Tanner remains unconvinced: "It's all smoke and mirrors." Still, as Spangler and other supporters are quick to mention, the agreement is a legally binding document. So if certain benchmarks laid out in the accord aren't met, then the advocacy groups can still take Barrett to court again.
But sources say that the gas company is looking to close that avenue by dangling an offer to finance a foundation for all the assenting parties, to the tune of five million dollars—but only if the groups sign a document that they won't file any lawsuits against the company involving Nine Mile Canyon.
The BLM, for its part, is highlighting the new partnership between former antagonists. In a statement after the agreement was reached, Selma Sierra, BLM's Utah State Director said: "Collaboration like this helps us effectively meet the challenge of managing public lands for multiple uses."

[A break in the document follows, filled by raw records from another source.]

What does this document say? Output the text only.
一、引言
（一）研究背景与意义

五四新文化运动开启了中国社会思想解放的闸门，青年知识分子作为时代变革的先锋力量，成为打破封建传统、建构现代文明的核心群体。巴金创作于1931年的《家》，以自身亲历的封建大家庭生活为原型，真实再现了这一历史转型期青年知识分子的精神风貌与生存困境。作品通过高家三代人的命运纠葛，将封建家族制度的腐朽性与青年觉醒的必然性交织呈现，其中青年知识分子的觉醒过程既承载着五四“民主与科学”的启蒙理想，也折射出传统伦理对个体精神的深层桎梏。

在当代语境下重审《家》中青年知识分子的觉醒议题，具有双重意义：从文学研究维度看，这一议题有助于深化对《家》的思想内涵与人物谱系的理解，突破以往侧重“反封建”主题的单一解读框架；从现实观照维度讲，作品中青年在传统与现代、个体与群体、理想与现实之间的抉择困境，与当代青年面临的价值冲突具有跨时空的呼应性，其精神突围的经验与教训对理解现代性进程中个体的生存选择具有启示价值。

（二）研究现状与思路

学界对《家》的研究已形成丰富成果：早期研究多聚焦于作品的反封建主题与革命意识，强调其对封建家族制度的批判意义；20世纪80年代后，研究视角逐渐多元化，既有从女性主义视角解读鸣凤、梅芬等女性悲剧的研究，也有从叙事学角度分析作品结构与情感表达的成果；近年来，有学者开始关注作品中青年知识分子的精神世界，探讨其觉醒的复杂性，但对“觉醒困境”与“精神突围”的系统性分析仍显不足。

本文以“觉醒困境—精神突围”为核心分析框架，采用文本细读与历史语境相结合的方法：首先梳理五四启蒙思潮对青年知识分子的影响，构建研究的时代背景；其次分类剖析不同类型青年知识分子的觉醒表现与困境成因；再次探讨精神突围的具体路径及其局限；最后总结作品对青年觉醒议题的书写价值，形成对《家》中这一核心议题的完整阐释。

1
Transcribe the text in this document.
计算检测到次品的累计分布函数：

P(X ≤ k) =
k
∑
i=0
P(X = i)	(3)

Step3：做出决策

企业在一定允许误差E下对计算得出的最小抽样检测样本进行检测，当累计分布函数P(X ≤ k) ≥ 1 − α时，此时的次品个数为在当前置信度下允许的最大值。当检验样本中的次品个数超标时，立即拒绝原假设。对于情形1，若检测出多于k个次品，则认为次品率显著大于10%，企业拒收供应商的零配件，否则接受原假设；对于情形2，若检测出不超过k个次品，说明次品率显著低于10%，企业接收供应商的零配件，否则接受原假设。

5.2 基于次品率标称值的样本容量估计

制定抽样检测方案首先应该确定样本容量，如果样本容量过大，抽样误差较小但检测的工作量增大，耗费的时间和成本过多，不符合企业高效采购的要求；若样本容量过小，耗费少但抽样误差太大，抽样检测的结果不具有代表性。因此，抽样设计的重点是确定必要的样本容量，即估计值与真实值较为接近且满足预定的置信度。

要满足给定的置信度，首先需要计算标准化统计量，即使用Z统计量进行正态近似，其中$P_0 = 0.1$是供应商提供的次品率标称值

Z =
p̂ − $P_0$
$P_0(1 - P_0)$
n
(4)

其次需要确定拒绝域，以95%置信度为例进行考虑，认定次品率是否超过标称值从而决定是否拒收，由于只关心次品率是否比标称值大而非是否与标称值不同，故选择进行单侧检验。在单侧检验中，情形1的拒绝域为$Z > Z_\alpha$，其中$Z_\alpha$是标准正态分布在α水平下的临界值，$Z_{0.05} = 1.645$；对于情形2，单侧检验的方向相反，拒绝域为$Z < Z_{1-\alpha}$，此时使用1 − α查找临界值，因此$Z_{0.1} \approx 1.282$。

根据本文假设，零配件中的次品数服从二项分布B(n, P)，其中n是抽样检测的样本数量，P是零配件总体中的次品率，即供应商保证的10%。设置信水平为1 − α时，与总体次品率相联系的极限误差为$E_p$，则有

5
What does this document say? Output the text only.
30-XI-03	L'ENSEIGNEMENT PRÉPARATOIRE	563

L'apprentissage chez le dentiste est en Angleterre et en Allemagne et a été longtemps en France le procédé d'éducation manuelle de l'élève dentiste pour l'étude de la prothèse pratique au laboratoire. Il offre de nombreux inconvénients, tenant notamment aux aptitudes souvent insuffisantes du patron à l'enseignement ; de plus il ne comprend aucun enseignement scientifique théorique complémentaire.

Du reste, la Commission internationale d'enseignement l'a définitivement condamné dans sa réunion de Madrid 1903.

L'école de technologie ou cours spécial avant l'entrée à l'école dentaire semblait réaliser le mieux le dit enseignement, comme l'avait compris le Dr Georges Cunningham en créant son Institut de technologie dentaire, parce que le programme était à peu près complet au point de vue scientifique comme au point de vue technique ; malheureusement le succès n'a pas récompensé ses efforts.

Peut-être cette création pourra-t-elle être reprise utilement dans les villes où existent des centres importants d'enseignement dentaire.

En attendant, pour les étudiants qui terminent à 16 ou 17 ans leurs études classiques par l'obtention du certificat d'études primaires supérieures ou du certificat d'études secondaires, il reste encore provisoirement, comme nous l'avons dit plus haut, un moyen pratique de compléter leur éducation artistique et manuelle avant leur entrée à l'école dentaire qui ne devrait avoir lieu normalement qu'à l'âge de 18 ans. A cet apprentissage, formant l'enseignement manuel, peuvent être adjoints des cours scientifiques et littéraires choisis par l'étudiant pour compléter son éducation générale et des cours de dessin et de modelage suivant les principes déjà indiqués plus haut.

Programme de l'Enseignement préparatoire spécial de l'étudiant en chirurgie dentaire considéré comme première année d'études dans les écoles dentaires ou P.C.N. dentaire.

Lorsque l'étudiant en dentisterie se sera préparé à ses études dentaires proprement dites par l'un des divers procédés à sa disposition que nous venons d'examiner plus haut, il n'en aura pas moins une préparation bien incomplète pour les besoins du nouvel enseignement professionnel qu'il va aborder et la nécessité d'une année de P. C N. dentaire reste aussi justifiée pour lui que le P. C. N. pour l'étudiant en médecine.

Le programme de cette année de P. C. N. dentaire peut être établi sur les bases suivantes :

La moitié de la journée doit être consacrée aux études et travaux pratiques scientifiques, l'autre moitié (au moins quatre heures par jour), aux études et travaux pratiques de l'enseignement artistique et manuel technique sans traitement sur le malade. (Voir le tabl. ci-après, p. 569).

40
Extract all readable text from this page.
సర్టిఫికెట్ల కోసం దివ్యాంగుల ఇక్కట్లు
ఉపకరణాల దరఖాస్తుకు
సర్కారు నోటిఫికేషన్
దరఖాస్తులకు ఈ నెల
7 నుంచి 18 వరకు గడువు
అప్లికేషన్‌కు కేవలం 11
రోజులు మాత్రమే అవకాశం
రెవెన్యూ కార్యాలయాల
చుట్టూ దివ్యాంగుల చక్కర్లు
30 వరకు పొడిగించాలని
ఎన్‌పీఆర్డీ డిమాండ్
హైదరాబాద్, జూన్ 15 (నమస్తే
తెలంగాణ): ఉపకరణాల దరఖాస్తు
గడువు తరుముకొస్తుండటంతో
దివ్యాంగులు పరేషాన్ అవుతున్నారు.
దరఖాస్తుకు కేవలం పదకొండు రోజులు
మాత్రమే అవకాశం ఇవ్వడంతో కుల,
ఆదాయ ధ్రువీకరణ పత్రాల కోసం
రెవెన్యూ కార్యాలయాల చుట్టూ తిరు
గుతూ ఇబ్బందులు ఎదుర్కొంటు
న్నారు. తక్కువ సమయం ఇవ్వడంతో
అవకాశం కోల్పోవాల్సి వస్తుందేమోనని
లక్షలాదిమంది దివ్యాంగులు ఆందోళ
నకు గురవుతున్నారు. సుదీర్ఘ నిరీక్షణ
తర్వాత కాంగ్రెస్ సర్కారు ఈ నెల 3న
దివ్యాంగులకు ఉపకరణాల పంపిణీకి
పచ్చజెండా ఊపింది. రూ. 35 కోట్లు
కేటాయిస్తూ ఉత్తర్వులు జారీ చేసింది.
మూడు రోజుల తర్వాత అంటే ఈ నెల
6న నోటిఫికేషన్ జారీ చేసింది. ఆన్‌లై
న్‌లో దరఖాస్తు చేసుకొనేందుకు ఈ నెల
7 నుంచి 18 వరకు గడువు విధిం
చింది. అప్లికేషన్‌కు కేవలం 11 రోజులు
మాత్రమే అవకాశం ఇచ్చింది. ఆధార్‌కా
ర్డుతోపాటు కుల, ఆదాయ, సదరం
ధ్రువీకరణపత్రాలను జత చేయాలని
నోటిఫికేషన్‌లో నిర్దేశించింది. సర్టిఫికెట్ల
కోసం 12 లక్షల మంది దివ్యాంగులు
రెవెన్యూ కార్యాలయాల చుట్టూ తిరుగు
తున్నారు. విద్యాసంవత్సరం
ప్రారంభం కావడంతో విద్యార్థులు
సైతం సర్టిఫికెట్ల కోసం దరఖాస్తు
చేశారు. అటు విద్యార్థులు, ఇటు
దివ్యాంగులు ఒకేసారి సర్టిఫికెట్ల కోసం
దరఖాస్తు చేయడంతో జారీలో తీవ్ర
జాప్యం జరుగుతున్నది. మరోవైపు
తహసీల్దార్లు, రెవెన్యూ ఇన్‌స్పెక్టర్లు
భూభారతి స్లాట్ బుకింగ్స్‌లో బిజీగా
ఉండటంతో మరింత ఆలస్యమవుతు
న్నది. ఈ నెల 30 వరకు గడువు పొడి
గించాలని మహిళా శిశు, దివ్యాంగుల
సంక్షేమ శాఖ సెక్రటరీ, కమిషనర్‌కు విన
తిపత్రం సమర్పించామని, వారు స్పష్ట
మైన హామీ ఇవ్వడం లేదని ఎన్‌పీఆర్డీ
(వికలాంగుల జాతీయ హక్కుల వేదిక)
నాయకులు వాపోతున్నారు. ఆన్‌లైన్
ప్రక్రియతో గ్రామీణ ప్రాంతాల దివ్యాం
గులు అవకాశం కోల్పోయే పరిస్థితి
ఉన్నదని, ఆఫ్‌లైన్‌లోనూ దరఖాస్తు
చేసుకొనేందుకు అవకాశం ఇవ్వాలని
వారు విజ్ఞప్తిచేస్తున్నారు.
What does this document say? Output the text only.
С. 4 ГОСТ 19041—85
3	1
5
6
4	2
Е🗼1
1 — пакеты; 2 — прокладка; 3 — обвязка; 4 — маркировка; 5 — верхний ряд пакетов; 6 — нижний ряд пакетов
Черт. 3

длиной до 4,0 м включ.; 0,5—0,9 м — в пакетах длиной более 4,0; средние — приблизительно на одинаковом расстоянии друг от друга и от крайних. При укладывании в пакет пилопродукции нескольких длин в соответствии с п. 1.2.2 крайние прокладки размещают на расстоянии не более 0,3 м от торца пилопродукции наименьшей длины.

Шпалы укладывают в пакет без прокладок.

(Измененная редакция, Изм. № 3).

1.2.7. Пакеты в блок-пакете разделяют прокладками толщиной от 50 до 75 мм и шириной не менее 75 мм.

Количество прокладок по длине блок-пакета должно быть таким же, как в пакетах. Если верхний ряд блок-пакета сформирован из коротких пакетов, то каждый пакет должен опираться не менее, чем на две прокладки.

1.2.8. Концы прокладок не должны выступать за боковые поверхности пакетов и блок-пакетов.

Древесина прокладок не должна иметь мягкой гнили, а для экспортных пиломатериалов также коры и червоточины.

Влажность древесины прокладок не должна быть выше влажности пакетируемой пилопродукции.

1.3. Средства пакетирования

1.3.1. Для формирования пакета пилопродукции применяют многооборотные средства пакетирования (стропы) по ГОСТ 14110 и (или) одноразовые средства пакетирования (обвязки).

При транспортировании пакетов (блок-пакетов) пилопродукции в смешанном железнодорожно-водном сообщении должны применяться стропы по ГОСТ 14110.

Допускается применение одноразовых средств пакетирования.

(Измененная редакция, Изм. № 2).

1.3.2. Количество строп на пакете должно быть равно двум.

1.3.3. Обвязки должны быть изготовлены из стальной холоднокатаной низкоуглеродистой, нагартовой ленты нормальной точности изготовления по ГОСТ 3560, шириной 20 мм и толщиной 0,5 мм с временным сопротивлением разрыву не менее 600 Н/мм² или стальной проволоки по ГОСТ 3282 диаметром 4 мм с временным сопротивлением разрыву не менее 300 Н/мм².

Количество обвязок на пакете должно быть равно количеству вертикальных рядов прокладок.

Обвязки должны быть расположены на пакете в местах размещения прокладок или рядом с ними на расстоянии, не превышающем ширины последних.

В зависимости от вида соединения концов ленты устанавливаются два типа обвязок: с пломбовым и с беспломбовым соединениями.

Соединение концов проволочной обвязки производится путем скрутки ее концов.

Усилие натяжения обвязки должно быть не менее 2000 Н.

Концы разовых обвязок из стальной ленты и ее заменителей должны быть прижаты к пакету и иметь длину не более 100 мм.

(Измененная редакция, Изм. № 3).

That made me think back to a conversation I had five years ago with Dick Moe, president of the National Trust for Historic Preservation. This was shortly after the Trust put Nine Mile Canyon on its annual list of endangered places. Moe reflected on BLM's multiple use mandate in relation to Nine Mile: "This is the whole problem with BLM. It has a bifurcated mission in that it exploits and protects the land. Nine Mile Canyon is a classic case where they can't reconcile the mission, at least not without sacrificing the archaeology." Time will tell if this new deal between preservationists, the BLM, and a gas developer proves him wrong.
Keith Kloor has covered the controversy over Nine Mile Canyon since 2004, writing stories for ARCHAEOLOGY, Backpacker, Science, and High Country News.